What is the downside of generative AI? ›

Ethical Enchantments: The misuse of generative AI can lead to ethical concerns, such as deepfake creation or the amplification of harmful content, reminiscent of dark incantations. Bias Bewitchment: Generative AI can perpetuate biases present in the data it's trained on, casting a shadow of unfairness over its outputs.

Who is Nvidia owned by? ›

Nvidia (NVDA) Ownership Overview

Approximately 51.74% of the company's stock is owned by Institutional Investors, 4.04% is owned by Insiders and 44.22% is owned by Public Companies and Individual Investors. The ownership structure of Nvidia (NVDA) stock is a mix of institutional, retail and individual investors.

How much does Nvidia AI cost? ›

NVIDIA AI Enterprise is available as a perpetual license at $3,595 per CPU socket. Enterprise Business Standard Support for NVIDIA AI Enterprise is $899 annually per license.

Does NASA use Nvidia? ›

NASA research scientist Christoph Keller and collaborators are using NVIDIA V100 Tensor Core GPUs and NVIDIA RAPIDS data science software libraries to accelerate machine learning algorithms using data from the NASA Center for Climate Simulation to model air pollution formation.

What is the most powerful AI GPU? ›

At Nvidia's 2024 GTC AI conference, the company released the much-anticipated Blackwell platform. The platform consists of a new graphics processing unit (GPU), dubbed the "world's most powerful chip," the GB200 NVL72 rack-scale system, and a set of enterprise AI tools.

Do I need Nvidia for AI? ›

Do machine learning and AI need a “professional” video card? No. NVIDIA GeForce RTX 3080, 3080 Ti, and 3090 are excellent GPUs for this type of workload. However, due to cooling and size limitations, the “pro” series RTX A5000 and high-memory A6000 are best for configurations with three or four GPUs.

Do GPUs use AI? ›

The role of GPUs in AI and machine learning

GPUs drive the rapid processing and analysis of complex data in AI and machine learning. Designed for parallel processing , their architecture efficiently manages the heavy computational loads these technologies demand.

Is NVDA into AI? ›

Nvidia has roughly 80% of the AI chip market, including the custom AI processors made by the cloud computing companies like Google, Microsoft and Amazon.com.

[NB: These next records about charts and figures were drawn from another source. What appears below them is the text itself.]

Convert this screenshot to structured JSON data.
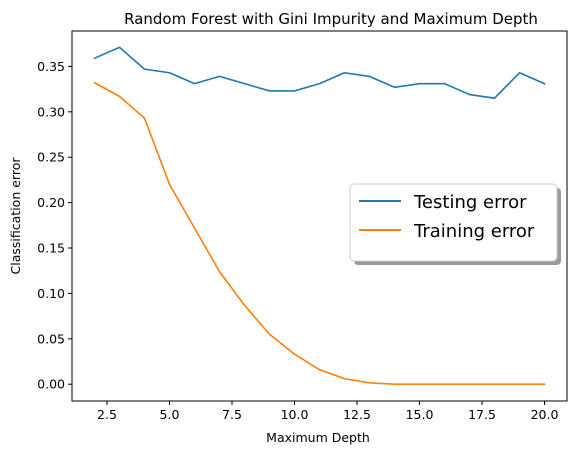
{
  "chart_data": {
    "type": "line",
    "title": "Random Forest with Gini Impurity and Maximum Depth",
    "xlabel": "Maximum Depth",
    "ylabel": "Classification error",
    "xlim": [
      1.1,
      20.9
    ],
    "ylim": [
      -0.0185,
      0.389
    ],
    "xticks": [
      2.5,
      5.0,
      7.5,
      10.0,
      12.5,
      15.0,
      17.5,
      20.0
    ],
    "xtick_labels": [
      "2.5",
      "5.0",
      "7.5",
      "10.0",
      "12.5",
      "15.0",
      "17.5",
      "20.0"
    ],
    "yticks": [
      0.0,
      0.05,
      0.1,
      0.15,
      0.2,
      0.25,
      0.3,
      0.35
    ],
    "ytick_labels": [
      "0.00",
      "0.05",
      "0.10",
      "0.15",
      "0.20",
      "0.25",
      "0.30",
      "0.35"
    ],
    "grid": false,
    "legend_position": "center-right",
    "x": [
      2,
      3,
      4,
      5,
      6,
      7,
      8,
      9,
      10,
      11,
      12,
      13,
      14,
      15,
      16,
      17,
      18,
      19,
      20
    ],
    "series": [
      {
        "name": "Testing error",
        "color": "#1f77b4",
        "values": [
          0.359,
          0.371,
          0.347,
          0.343,
          0.331,
          0.339,
          0.331,
          0.323,
          0.323,
          0.331,
          0.343,
          0.339,
          0.327,
          0.331,
          0.331,
          0.319,
          0.315,
          0.343,
          0.331
        ]
      },
      {
        "name": "Training error",
        "color": "#ff7f0e",
        "values": [
          0.332,
          0.317,
          0.293,
          0.22,
          0.172,
          0.124,
          0.087,
          0.055,
          0.033,
          0.016,
          0.006,
          0.0015,
          0.0,
          0.0,
          0.0,
          0.0,
          0.0,
          0.0,
          0.0
        ]
      }
    ]
  }
}
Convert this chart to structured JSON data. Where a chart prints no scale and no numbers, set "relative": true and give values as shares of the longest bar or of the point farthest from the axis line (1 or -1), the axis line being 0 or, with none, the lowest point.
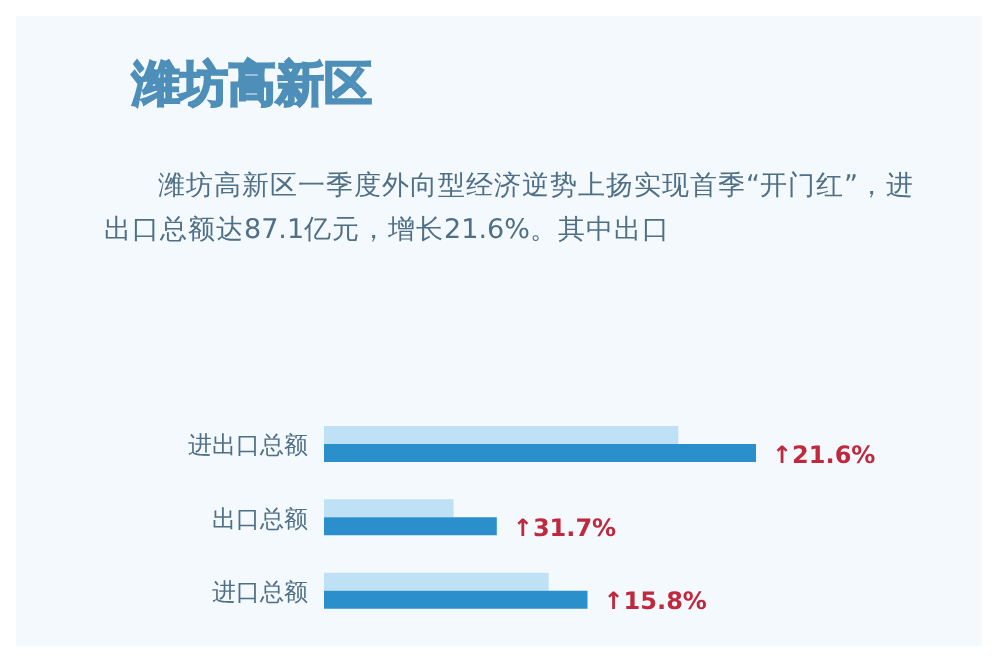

Does NVIDIA Broadcast use AI? ›

The NVIDIA Broadcast app includes: Noise Removal: use AI to remove background noise from your microphone feed – be it a loud mechanical keyboard or doorbell ringing. The AI network can even be used on incoming audio feeds to mute that one friend who won't turn on push-to-talk.

How to get RTX AI? ›

All you need to do is run an installer, but the installer is prone to fail, and you'll need to satisfy some minimum system requirements. You need an RTX 40-series or 30-series GPU with at least 8GB of VRAM, along with 16GB of system RAM, 100GB of disk space, and Windows 11.

References

Top Articles
Latest Posts
Article information

Author: Allyn Kozey

Last Updated:

Views: 5805

Rating: 4.2 / 5 (43 voted)

Reviews: 82% of readers found this page helpful

Author information

Name: Allyn Kozey

Birthday: 1993-12-21

Address: Suite 454 40343 Larson Union, Port Melia, TX 16164

Phone: +2456904400762

Job: Investor Administrator

Hobby: Sketching, Puzzles, Pet, Mountaineering, Skydiving, Dowsing, Sports

Introduction: My name is Allyn Kozey, I am a outstanding, colorful, adventurous, encouraging, zealous, tender, helpful person who loves writing and wants to share my knowledge and understanding with you.